I took a couple of steps into the HabiTrail, and then stopped dead, earning a bad look from the shaikujin-still jacked into his portacomp-who tripped on my heel and collided into my back. I couldn't help it; I'd never had a chance to look at a suborbital from this close up before, and I certainly wasn't going to pass it up so he could get to his complimentary pretakeoff gin and tonic a couple of seconds sooner.
The thing was huge, much larger than I'd expected. Hell, suborbitals only carry about 150 people. How much space do you need for that? But of course, there's a lot more to a suborbital than the passenger compartment. There's all the stuff that goes into any standard civilian transport: turbojets, fuel, landing gear, navigation drek, baggage bays, and that place up front where the crew and the flight attendants have their parties.
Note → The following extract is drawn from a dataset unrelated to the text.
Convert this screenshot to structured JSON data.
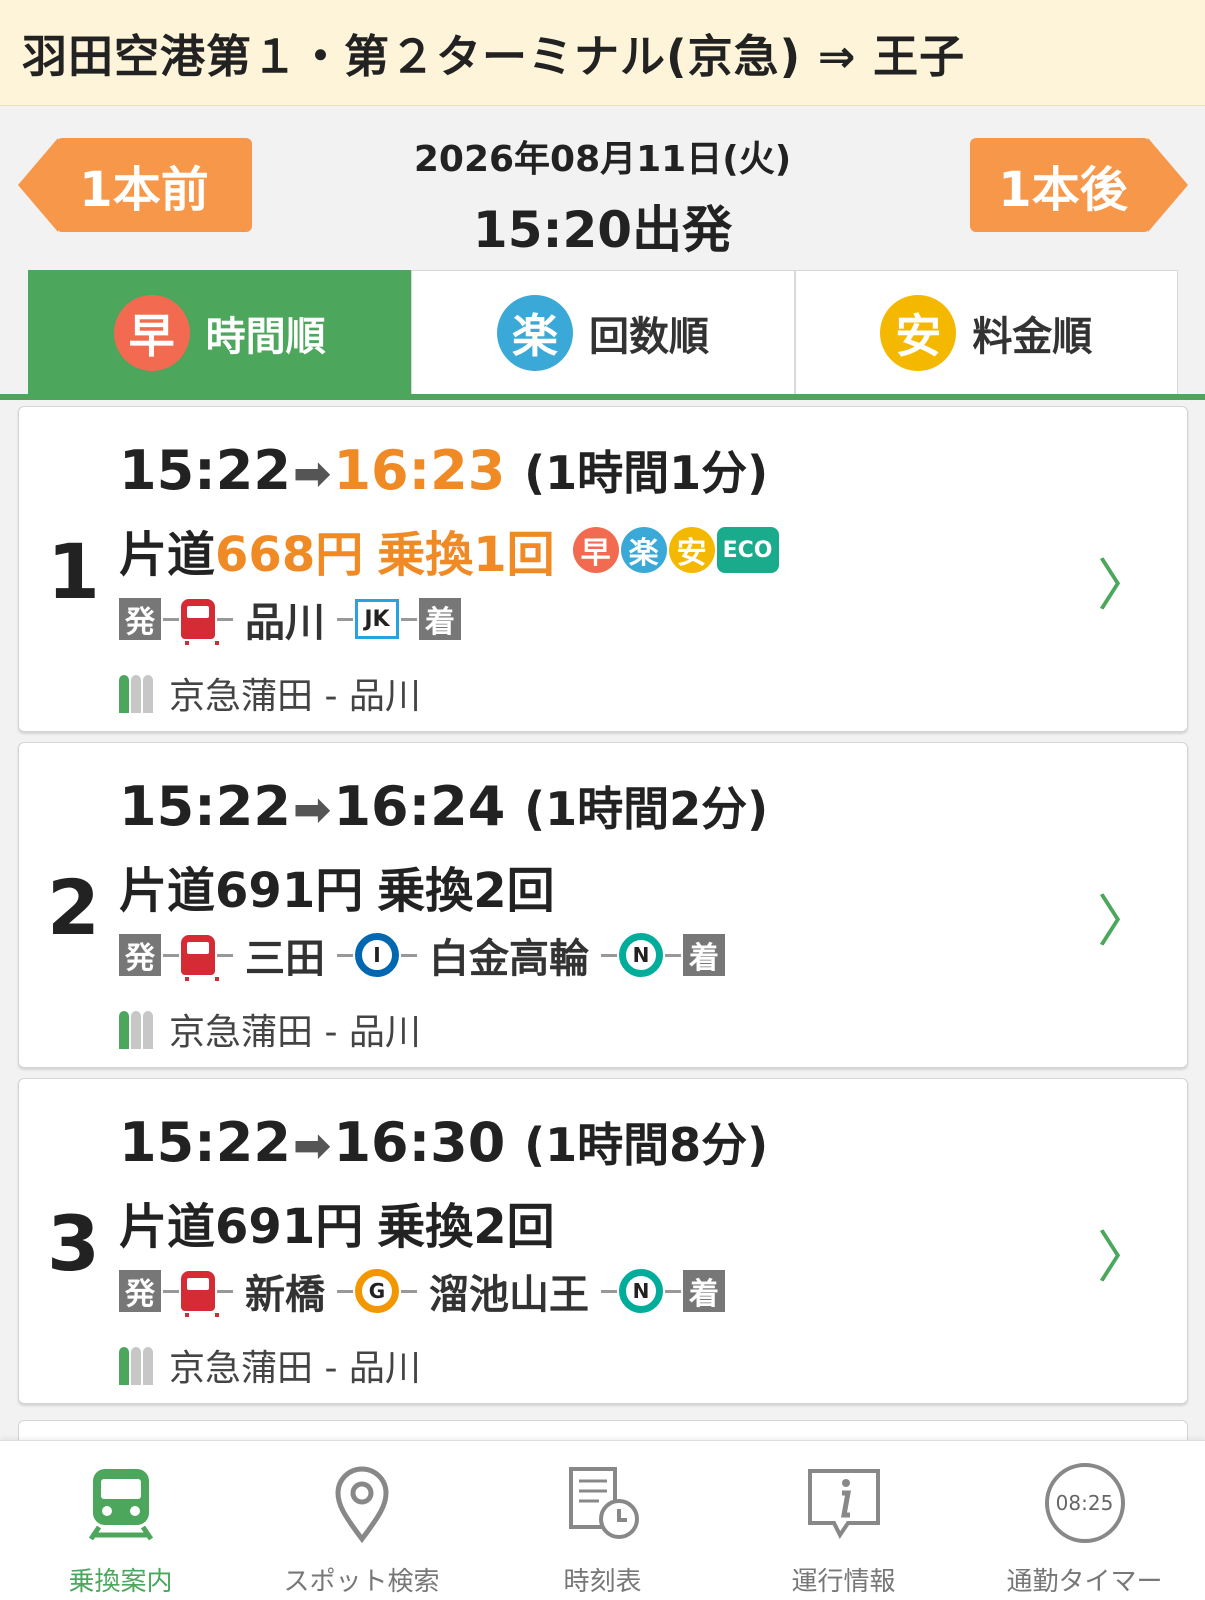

And then there's the extra stuff needed when you're flying at altitudes of 23 klicks (75,000 feet, for the metrically challenged) and speeds of Mach 20+. SCRAMjets
to get you to cruising altitude and speed. Fuel for those SCRAMjets… and lots of it (SCRAMjets aren't known for their fuel economy). Cooling systems to keep your hull from melting under the air friction. And on and on. All in all, the suborbital was longer than a football field, a big integral lifting-body with tiny stub wings bolted on apparently as an afterthought. The body lines followed some complex-and very beautiful-multiple-recurve pattern, making the thing broad and high at the nose, but narrower and thinner toward the tail: something like an asymmetrical teardrop, maybe.
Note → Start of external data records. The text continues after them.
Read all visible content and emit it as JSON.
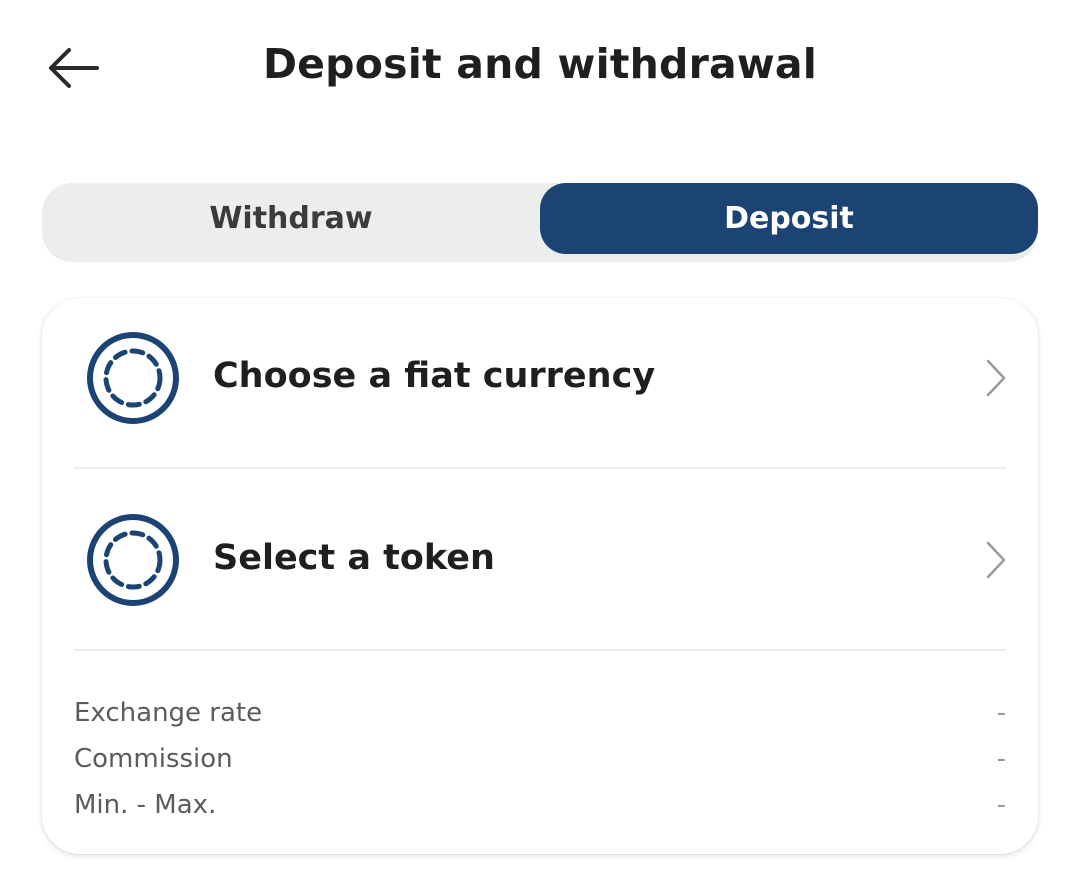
{
  "header": {
    "title": "Deposit and withdrawal",
    "back_icon": "arrow-left-icon"
  },
  "tabs": [
    {
      "label": "Withdraw",
      "selected": false
    },
    {
      "label": "Deposit",
      "selected": true
    }
  ],
  "card": {
    "rows": [
      {
        "label": "Choose a fiat currency",
        "icon": "coin-placeholder-icon"
      },
      {
        "label": "Select a token",
        "icon": "coin-placeholder-icon"
      }
    ],
    "info": [
      {
        "label": "Exchange rate",
        "value": "-"
      },
      {
        "label": "Commission",
        "value": "-"
      },
      {
        "label": "Min. - Max.",
        "value": "-"
      }
    ]
  },
  "colors": {
    "accent": "#1b4475",
    "segment_bg": "#eceeed"
  }
}
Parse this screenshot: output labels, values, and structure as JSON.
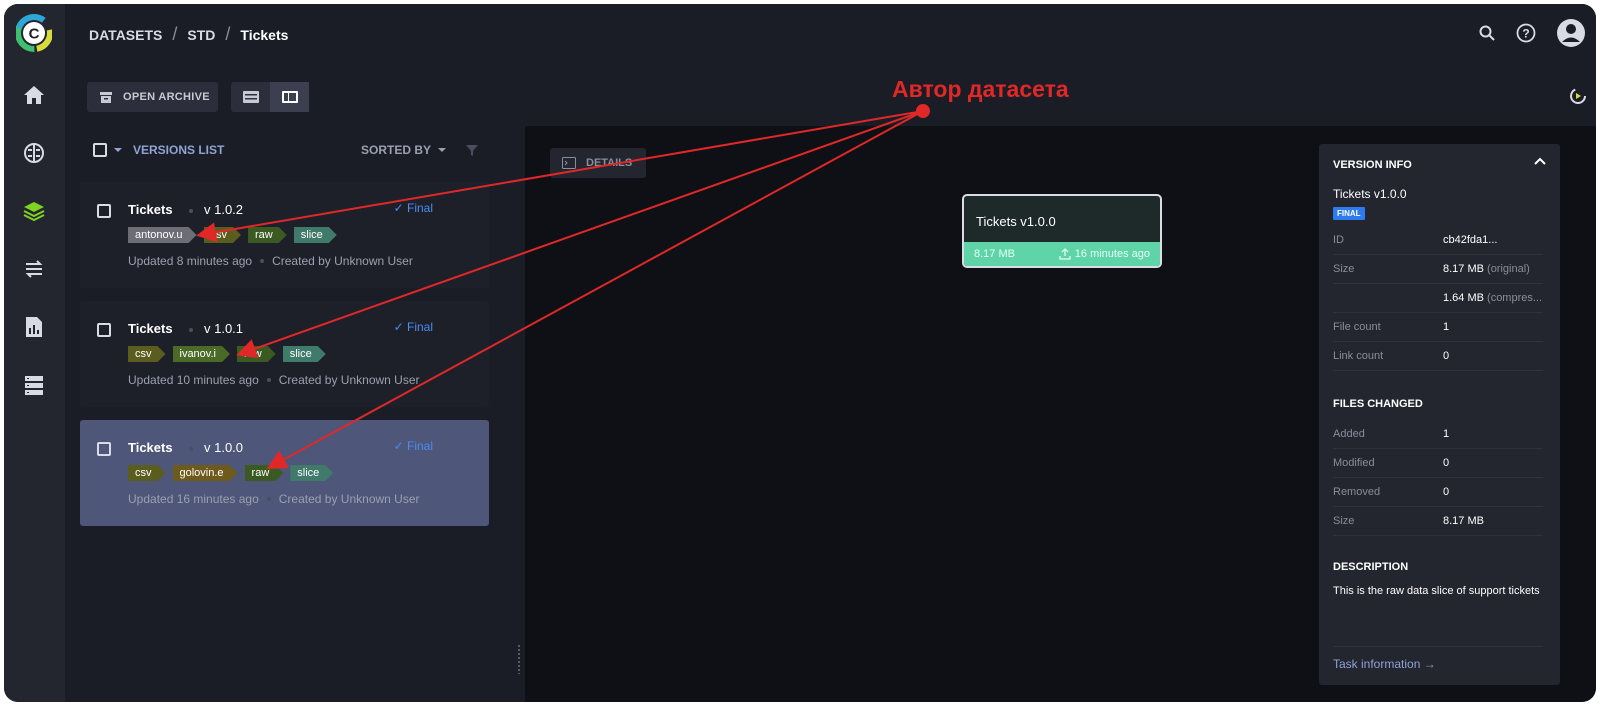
{
  "breadcrumb": {
    "root": "DATASETS",
    "project": "STD",
    "current": "Tickets"
  },
  "toolbar": {
    "archive_label": "OPEN ARCHIVE"
  },
  "versions_list": {
    "title": "VERSIONS LIST",
    "sorted_label": "SORTED BY",
    "versions": [
      {
        "name": "Tickets",
        "version": "v 1.0.2",
        "status": "✓ Final",
        "tags": [
          "antonov.u",
          "csv",
          "raw",
          "slice"
        ],
        "updated": "Updated 8 minutes ago",
        "created": "Created by Unknown User"
      },
      {
        "name": "Tickets",
        "version": "v 1.0.1",
        "status": "✓ Final",
        "tags": [
          "csv",
          "ivanov.i",
          "raw",
          "slice"
        ],
        "updated": "Updated 10 minutes ago",
        "created": "Created by Unknown User"
      },
      {
        "name": "Tickets",
        "version": "v 1.0.0",
        "status": "✓ Final",
        "tags": [
          "csv",
          "golovin.e",
          "raw",
          "slice"
        ],
        "updated": "Updated 16 minutes ago",
        "created": "Created by Unknown User"
      }
    ]
  },
  "canvas": {
    "details_label": "DETAILS",
    "node": {
      "title": "Tickets v1.0.0",
      "size": "8.17 MB",
      "time": "16 minutes ago"
    }
  },
  "version_info": {
    "title": "VERSION INFO",
    "name": "Tickets v1.0.0",
    "badge": "FINAL",
    "rows": [
      {
        "key": "ID",
        "value": "cb42fda1...",
        "note": ""
      },
      {
        "key": "Size",
        "value": "8.17 MB",
        "note": "(original)"
      },
      {
        "key": "",
        "value": "1.64 MB",
        "note": "(compres..."
      },
      {
        "key": "File count",
        "value": "1",
        "note": ""
      },
      {
        "key": "Link count",
        "value": "0",
        "note": ""
      }
    ],
    "files_changed_title": "FILES CHANGED",
    "files_changed": [
      {
        "key": "Added",
        "value": "1"
      },
      {
        "key": "Modified",
        "value": "0"
      },
      {
        "key": "Removed",
        "value": "0"
      },
      {
        "key": "Size",
        "value": "8.17 MB"
      }
    ],
    "description_title": "DESCRIPTION",
    "description": "This is the raw data slice of support tickets",
    "task_link": "Task information →"
  },
  "annotation": {
    "label": "Автор датасета",
    "color": "#e02828"
  },
  "colors": {
    "accent": "#4a8cf0",
    "node_bar": "#5fd4a8",
    "selected_card": "#4e5679"
  }
}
Finally, the pressure of shaikujin behind me got too much to ignore any longer, and I had to move along. Once I was inside, I could just as well have been in any plane-row upon row of seats in a three aisle three arrangement-except for one detail: no windows. The entertainment suite mounted in the seatback ahead of me made up for that lack, I decided quickly once I'd found my spot. As well as the usual selection of mindless movies, and even more mindless "classic tri-V" reruns, several of the program selections offered views from various microcams mounted on the hull. While the cabin attendants handed out free drinks and flavorless snacks-to the first-class passengers only, not to the great unwashed flying cattle-class, which started one row behind my own seat-I thoroughly enjoyed watching the baggage handlers conduct torture tests on people's suitcases as they threw them aboard.
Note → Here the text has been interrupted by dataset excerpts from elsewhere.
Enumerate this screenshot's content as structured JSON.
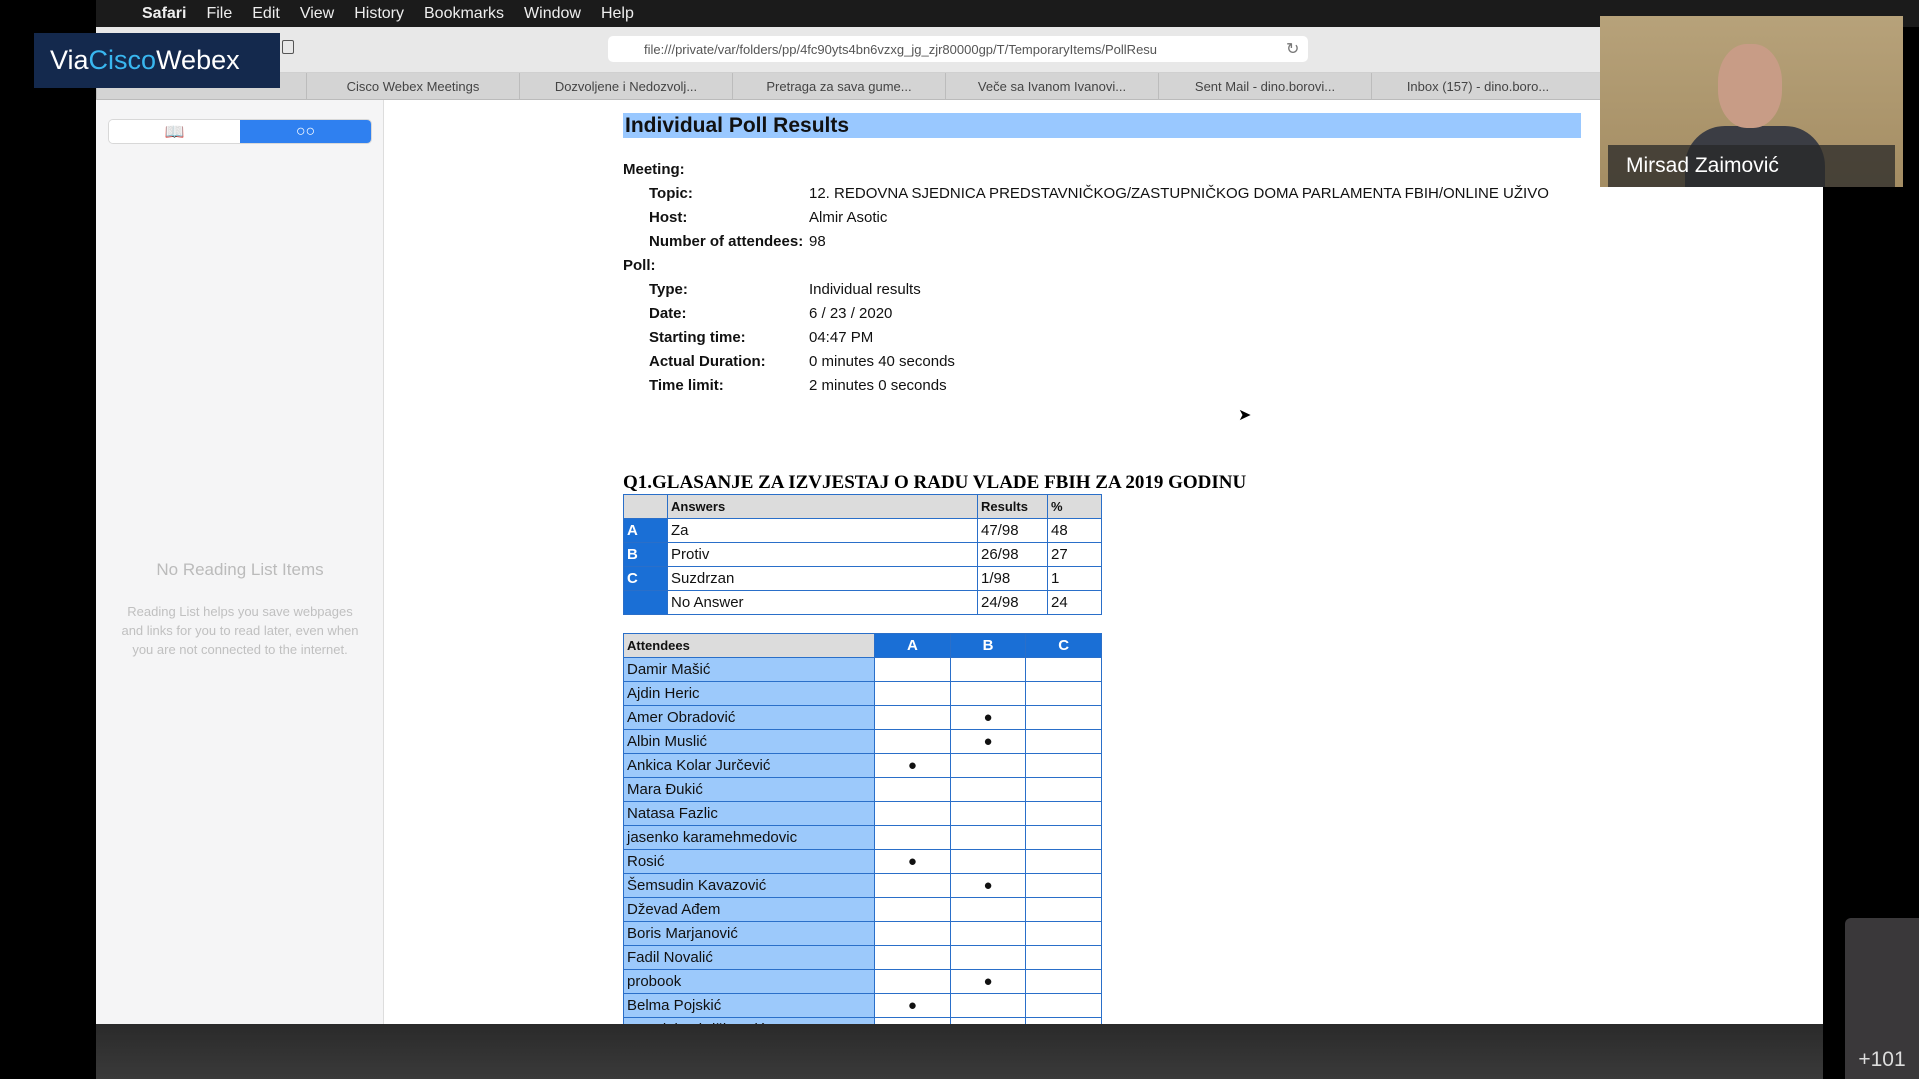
{
  "menubar": {
    "app": "Safari",
    "items": [
      "File",
      "Edit",
      "View",
      "History",
      "Bookmarks",
      "Window",
      "Help"
    ]
  },
  "browser": {
    "url": "file:///private/var/folders/pp/4fc90yts4bn6vzxg_jg_zjr80000gp/T/TemporaryItems/PollResu",
    "tabs": [
      "",
      "Cisco Webex Meetings",
      "Dozvoljene i Nedozvolj...",
      "Pretraga za sava gume...",
      "Veče sa Ivanom Ivanovi...",
      "Sent Mail - dino.borovi...",
      "Inbox (157) - dino.boro..."
    ]
  },
  "sidebar": {
    "empty_title": "No Reading List Items",
    "empty_desc": "Reading List helps you save webpages and links for you to read later, even when you are not connected to the internet.",
    "active_tab": "reading-list"
  },
  "page": {
    "title": "Individual Poll Results",
    "meeting_label": "Meeting:",
    "meeting": [
      {
        "k": "Topic:",
        "v": "12. REDOVNA SJEDNICA PREDSTAVNIČKOG/ZASTUPNIČKOG DOMA PARLAMENTA FBIH/ONLINE UŽIVO"
      },
      {
        "k": "Host:",
        "v": "Almir Asotic"
      },
      {
        "k": "Number of attendees:",
        "v": "98"
      }
    ],
    "poll_label": "Poll:",
    "poll": [
      {
        "k": "Type:",
        "v": "Individual results"
      },
      {
        "k": "Date:",
        "v": "6 / 23 / 2020"
      },
      {
        "k": "Starting time:",
        "v": "04:47 PM"
      },
      {
        "k": "Actual Duration:",
        "v": "0 minutes 40 seconds"
      },
      {
        "k": "Time limit:",
        "v": "2 minutes 0 seconds"
      }
    ],
    "question": "Q1.GLASANJE ZA IZVJESTAJ O RADU VLADE FBIH ZA 2019 GODINU",
    "answers_headers": [
      "Answers",
      "Results",
      "%"
    ],
    "answers": [
      {
        "letter": "A",
        "answer": "Za",
        "result": "47/98",
        "pct": "48"
      },
      {
        "letter": "B",
        "answer": "Protiv",
        "result": "26/98",
        "pct": "27"
      },
      {
        "letter": "C",
        "answer": "Suzdrzan",
        "result": "1/98",
        "pct": "1"
      },
      {
        "letter": "",
        "answer": "No Answer",
        "result": "24/98",
        "pct": "24"
      }
    ],
    "attendees_header": "Attendees",
    "columns": [
      "A",
      "B",
      "C"
    ],
    "attendees": [
      {
        "name": "Damir Mašić",
        "vote": ""
      },
      {
        "name": "Ajdin Heric",
        "vote": ""
      },
      {
        "name": "Amer Obradović",
        "vote": "B"
      },
      {
        "name": "Albin Muslić",
        "vote": "B"
      },
      {
        "name": "Ankica Kolar Jurčević",
        "vote": "A"
      },
      {
        "name": "Mara Đukić",
        "vote": ""
      },
      {
        "name": "Natasa Fazlic",
        "vote": ""
      },
      {
        "name": "jasenko karamehmedovic",
        "vote": ""
      },
      {
        "name": "Rosić",
        "vote": "A"
      },
      {
        "name": "Šemsudin Kavazović",
        "vote": "B"
      },
      {
        "name": "Dževad Ađem",
        "vote": ""
      },
      {
        "name": "Boris Marjanović",
        "vote": ""
      },
      {
        "name": "Fadil Novalić",
        "vote": ""
      },
      {
        "name": "probook",
        "vote": "B"
      },
      {
        "name": "Belma Pojskić",
        "vote": "A"
      },
      {
        "name": "Jasminka Ibrišimović",
        "vote": ""
      }
    ],
    "vote_mark": "●"
  },
  "webex": {
    "via": "Via ",
    "cisco": "Cisco",
    "webex": "Webex"
  },
  "video": {
    "speaker": "Mirsad Zaimović",
    "more_participants": "+101"
  }
}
Then we got the standard safety lecture-what to do in an emergency, like if the galley runs out of Bloody Mary mix- then we were rolling, and then we were climbing out. On my seatback screen I saw the ground drop away behind us, becoming a detailed scale model, then a contour map. Speed and angle of climb seemed-in my limited experience, at least-pretty extreme. But then the SCRAMjets kicked in- the pilot actually warned us before he lit them off-and I got a taste of what "fast" and "steep" really mean. Some ridiculously short time later, a voice came over the intercom, telling us we were at cruising altitude-23,000 meters, give or take-and flying at a mind-buggering 29,000 klicks per hour.